Dafür wurde das Aktivierungstablet ein Thema und blieb es. Jetzt galt es nur noch, die Finanzierung zu organisieren. Mit den Firmen Meusburger, Doppelmayr, LTW und Gebrüder Weiss sowie der Raiffeisenbank am Hofsteig stellten sich gleich fünf Sponsoren ein. Wiltrud Oberhofer ist dankbar: „Gerade in Zeiten wie diesen ist es noch erfreulicher, wenn Menschen bereit sind, für andere einzustehen.“

Einschulung geplant

Das Geschenk kommt jedenfalls an, und Bettina hat es auch schon im Griff. Flink flitzen die Finger der körperbehinderten jungen Frau über das Display. Mit Leichtigkeit holt sie sich beim Spiel einen Punkt nach dem anderen. Helmut widmet sich lieber der Zeitung, ist aber dabei, wenn ihn Bettina bei einem virtuellen Eishockeymatch herausfordert. „Der Tisch aktiviert körperlich und geistig“, erklärt Wiltrud Oberhofer.
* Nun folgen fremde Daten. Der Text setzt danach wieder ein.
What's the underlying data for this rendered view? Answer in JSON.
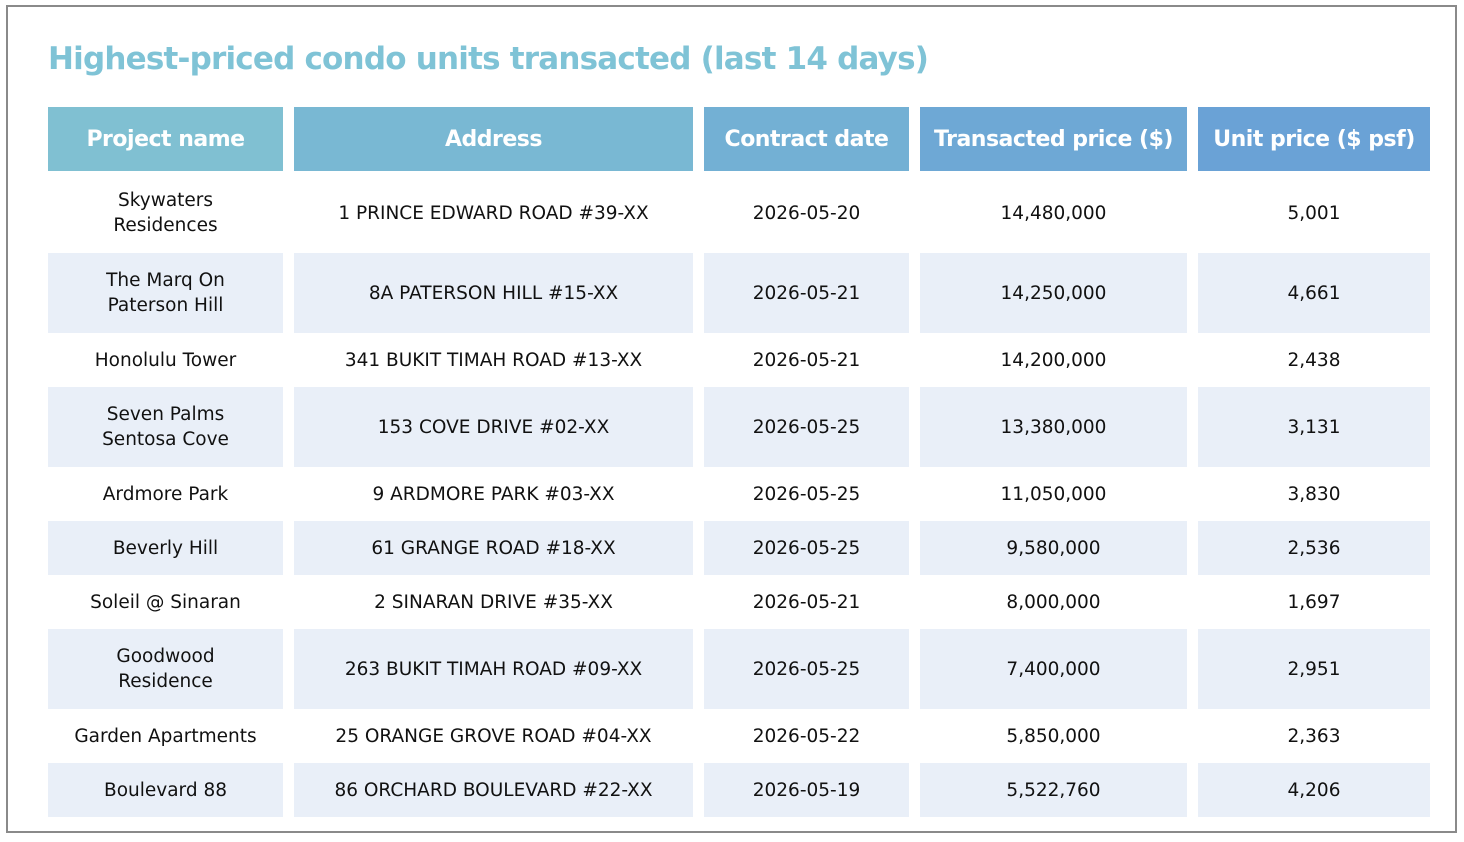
{
  "title": "Highest-priced condo units transacted (last 14 days)",
  "table": {
    "headers": [
      "Project name",
      "Address",
      "Contract date",
      "Transacted price ($)",
      "Unit price ($ psf)"
    ],
    "rows": [
      {
        "project": "Skywaters Residences",
        "address": "1 PRINCE EDWARD ROAD  #39-XX",
        "date": "2026-05-20",
        "price": "14,480,000",
        "psf": "5,001"
      },
      {
        "project": "The Marq On Paterson Hill",
        "address": "8A PATERSON HILL  #15-XX",
        "date": "2026-05-21",
        "price": "14,250,000",
        "psf": "4,661"
      },
      {
        "project": "Honolulu Tower",
        "address": "341 BUKIT TIMAH ROAD  #13-XX",
        "date": "2026-05-21",
        "price": "14,200,000",
        "psf": "2,438"
      },
      {
        "project": "Seven Palms Sentosa Cove",
        "address": "153 COVE DRIVE  #02-XX",
        "date": "2026-05-25",
        "price": "13,380,000",
        "psf": "3,131"
      },
      {
        "project": "Ardmore Park",
        "address": "9 ARDMORE PARK  #03-XX",
        "date": "2026-05-25",
        "price": "11,050,000",
        "psf": "3,830"
      },
      {
        "project": "Beverly Hill",
        "address": "61 GRANGE ROAD  #18-XX",
        "date": "2026-05-25",
        "price": "9,580,000",
        "psf": "2,536"
      },
      {
        "project": "Soleil @ Sinaran",
        "address": "2 SINARAN DRIVE  #35-XX",
        "date": "2026-05-21",
        "price": "8,000,000",
        "psf": "1,697"
      },
      {
        "project": "Goodwood Residence",
        "address": "263 BUKIT TIMAH ROAD  #09-XX",
        "date": "2026-05-25",
        "price": "7,400,000",
        "psf": "2,951"
      },
      {
        "project": "Garden Apartments",
        "address": "25 ORANGE GROVE ROAD  #04-XX",
        "date": "2026-05-22",
        "price": "5,850,000",
        "psf": "2,363"
      },
      {
        "project": "Boulevard 88",
        "address": "86 ORCHARD BOULEVARD  #22-XX",
        "date": "2026-05-19",
        "price": "5,522,760",
        "psf": "4,206"
      }
    ]
  },
  "colors": {
    "title": "#7fc3d6",
    "header_start": "#80c0d2",
    "header_end": "#6aa2d6",
    "row_shade": "#e9eff8"
  }
}
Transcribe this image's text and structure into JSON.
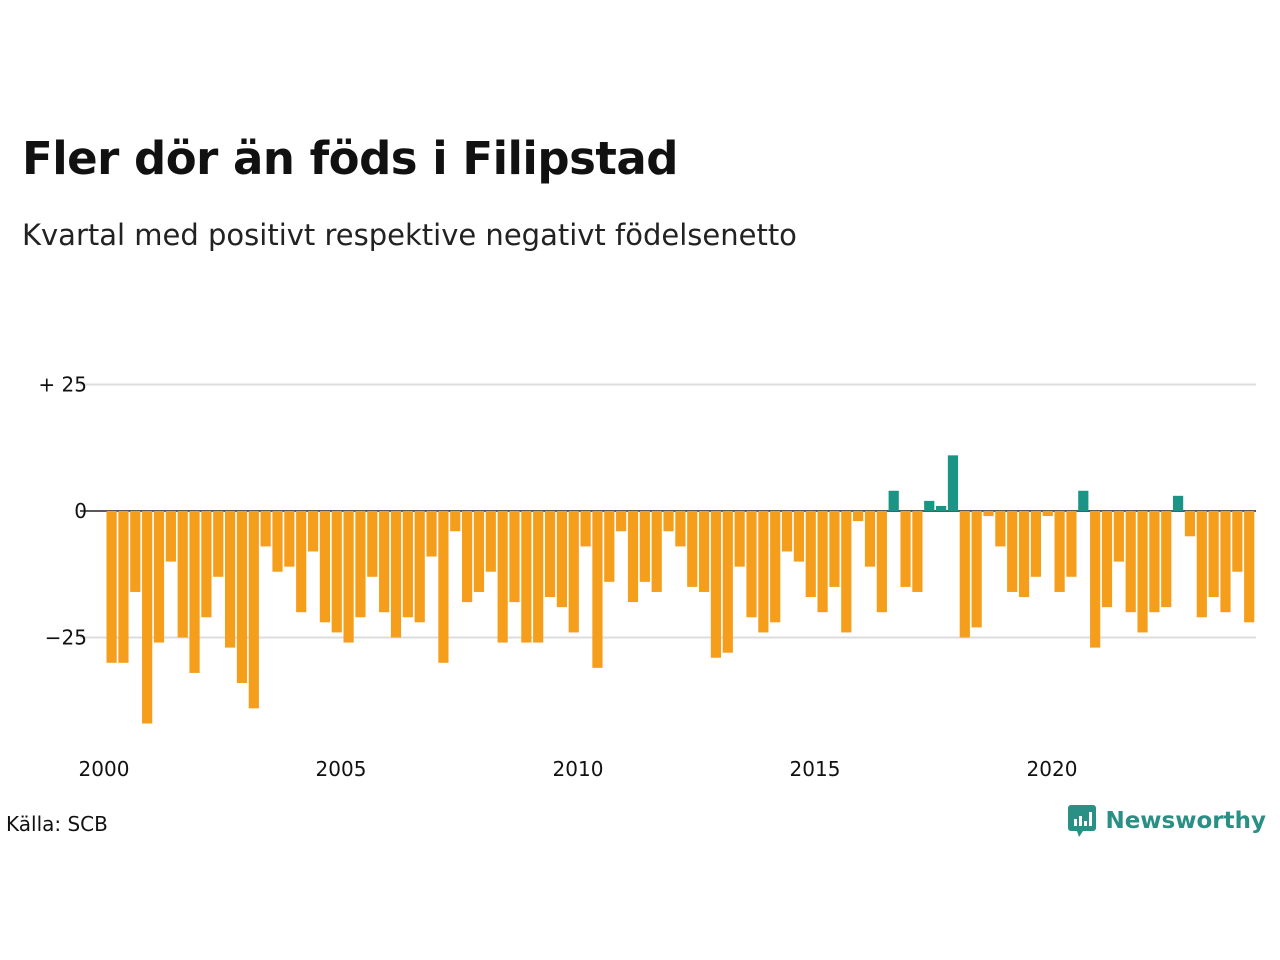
{
  "title": "Fler dör än föds i Filipstad",
  "subtitle": "Kvartal med positivt respektive negativt födelsenetto",
  "source": "Källa: SCB",
  "brand": "Newsworthy",
  "colors": {
    "positive": "#1a9485",
    "negative": "#f59e1c",
    "grid": "#dddddd",
    "zero": "#222222"
  },
  "chart_data": {
    "type": "bar",
    "title": "Fler dör än föds i Filipstad",
    "subtitle": "Kvartal med positivt respektive negativt födelsenetto",
    "x_tick_labels": [
      "2000",
      "2005",
      "2010",
      "2015",
      "2020"
    ],
    "y_tick_labels": [
      "+ 25",
      "0",
      "−25"
    ],
    "y_ticks": [
      25,
      0,
      -25
    ],
    "ylim": [
      -42,
      30
    ],
    "grid": true,
    "start": "2000 Q1",
    "values": [
      -30,
      -30,
      -16,
      -42,
      -26,
      -10,
      -25,
      -32,
      -21,
      -13,
      -27,
      -34,
      -39,
      -7,
      -12,
      -11,
      -20,
      -8,
      -22,
      -24,
      -26,
      -21,
      -13,
      -20,
      -25,
      -21,
      -22,
      -9,
      -30,
      -4,
      -18,
      -16,
      -12,
      -26,
      -18,
      -26,
      -26,
      -17,
      -19,
      -24,
      -7,
      -31,
      -14,
      -4,
      -18,
      -14,
      -16,
      -4,
      -7,
      -15,
      -16,
      -29,
      -28,
      -11,
      -21,
      -24,
      -22,
      -8,
      -10,
      -17,
      -20,
      -15,
      -24,
      -2,
      -11,
      -20,
      4,
      -15,
      -16,
      2,
      1,
      11,
      -25,
      -23,
      -1,
      -7,
      -16,
      -17,
      -13,
      -1,
      -16,
      -13,
      4,
      -27,
      -19,
      -10,
      -20,
      -24,
      -20,
      -19,
      3,
      -5,
      -21,
      -17,
      -20,
      -12,
      -22
    ]
  }
}
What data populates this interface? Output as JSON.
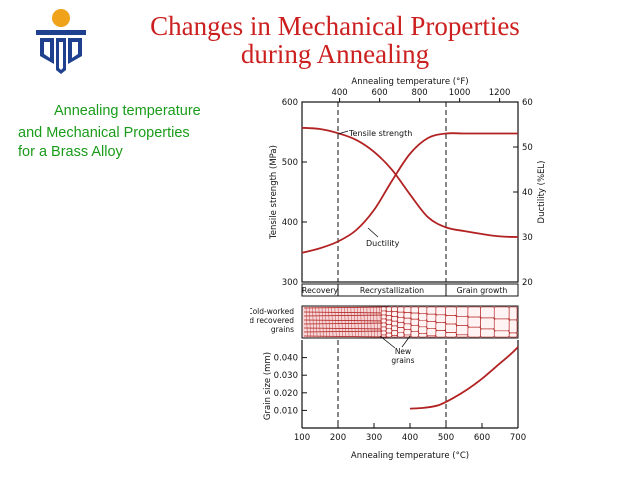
{
  "slide": {
    "title_line1": "Changes in Mechanical Properties",
    "title_line2": "during Annealing",
    "subtitle_line1": "Annealing temperature",
    "subtitle_line2": "and Mechanical Properties",
    "subtitle_line3": "for a Brass Alloy"
  },
  "colors": {
    "title": "#cc1f1f",
    "subtitle": "#1a9c1a",
    "curve": "#b22222",
    "logo": "#1f3f8f",
    "logo_sun": "#f0a21a"
  },
  "chart_data": [
    {
      "type": "line",
      "x_axis_label": "Annealing temperature (°F)",
      "x_ticks": [
        "400",
        "600",
        "800",
        "1000",
        "1200"
      ],
      "ylabel_left": "Tensile strength (MPa)",
      "ylabel_right": "Ductility (%EL)",
      "y_ticks_left": [
        "300",
        "400",
        "500",
        "600"
      ],
      "y_ticks_right": [
        "20",
        "30",
        "40",
        "50",
        "60"
      ],
      "ylim_left": [
        300,
        600
      ],
      "ylim_right": [
        20,
        60
      ],
      "xlim_c": [
        100,
        700
      ],
      "regions": [
        {
          "label": "Recovery",
          "x": [
            100,
            200
          ]
        },
        {
          "label": "Recrystallization",
          "x": [
            200,
            500
          ]
        },
        {
          "label": "Grain growth",
          "x": [
            500,
            700
          ]
        }
      ],
      "series": [
        {
          "name": "Tensile strength",
          "axis": "left",
          "x": [
            100,
            150,
            200,
            250,
            300,
            350,
            400,
            450,
            500,
            550,
            600,
            650,
            700
          ],
          "values": [
            557,
            555,
            548,
            537,
            517,
            487,
            446,
            408,
            391,
            385,
            380,
            376,
            375
          ]
        },
        {
          "name": "Ductility",
          "axis": "right",
          "x": [
            100,
            150,
            200,
            250,
            300,
            350,
            400,
            450,
            500,
            550,
            600,
            650,
            700
          ],
          "values": [
            26.5,
            27.5,
            29,
            31.5,
            36,
            42.5,
            48.5,
            52,
            53,
            53,
            53,
            53,
            53
          ]
        }
      ]
    },
    {
      "type": "line",
      "xlabel": "Annealing temperature (°C)",
      "x_ticks": [
        "100",
        "200",
        "300",
        "400",
        "500",
        "600",
        "700"
      ],
      "ylabel": "Grain size (mm)",
      "y_ticks": [
        "0.010",
        "0.020",
        "0.030",
        "0.040"
      ],
      "xlim": [
        100,
        700
      ],
      "ylim": [
        0,
        0.05
      ],
      "series": [
        {
          "name": "Grain size",
          "x": [
            400,
            440,
            480,
            520,
            560,
            600,
            640,
            680,
            700
          ],
          "values": [
            0.011,
            0.0115,
            0.013,
            0.017,
            0.022,
            0.028,
            0.035,
            0.042,
            0.046
          ]
        }
      ]
    }
  ],
  "microstructure": {
    "label_cold_worked_1": "Cold-worked",
    "label_cold_worked_2": "and recovered",
    "label_cold_worked_3": "grains",
    "label_new_1": "New",
    "label_new_2": "grains"
  }
}
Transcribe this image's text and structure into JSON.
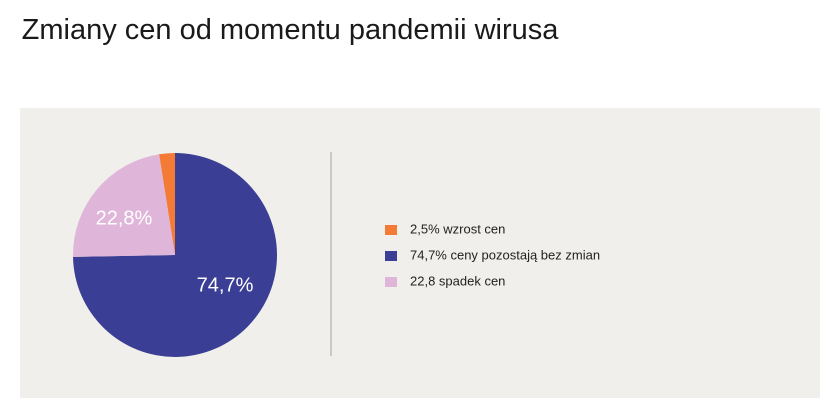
{
  "chart_data": {
    "type": "pie",
    "title": "Zmiany cen od momentu pandemii wirusa",
    "categories": [
      "2,5% wzrost cen",
      "74,7% ceny pozostają bez zmian",
      "22,8 spadek cen"
    ],
    "values": [
      2.5,
      74.7,
      22.8
    ],
    "value_labels": [
      null,
      "74,7%",
      "22,8%"
    ],
    "colors": [
      "#f47b36",
      "#3a3e94",
      "#dfb6d9"
    ]
  }
}
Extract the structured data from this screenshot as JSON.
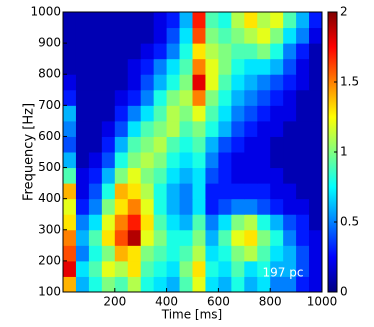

Damit alle Vorteile den Bewohnern zum Nutzen gereichen, erhalten die Mitarbeiter eine Einschulung, denn: „Sie sollen sich auskennen, um gut anleiten zu können.“ VN-MM

Auch Medien lassen sich mit dem „CareTable“ aufrufen.
Auch Medien lassen sich mit dem „CareTable“ aufrufen.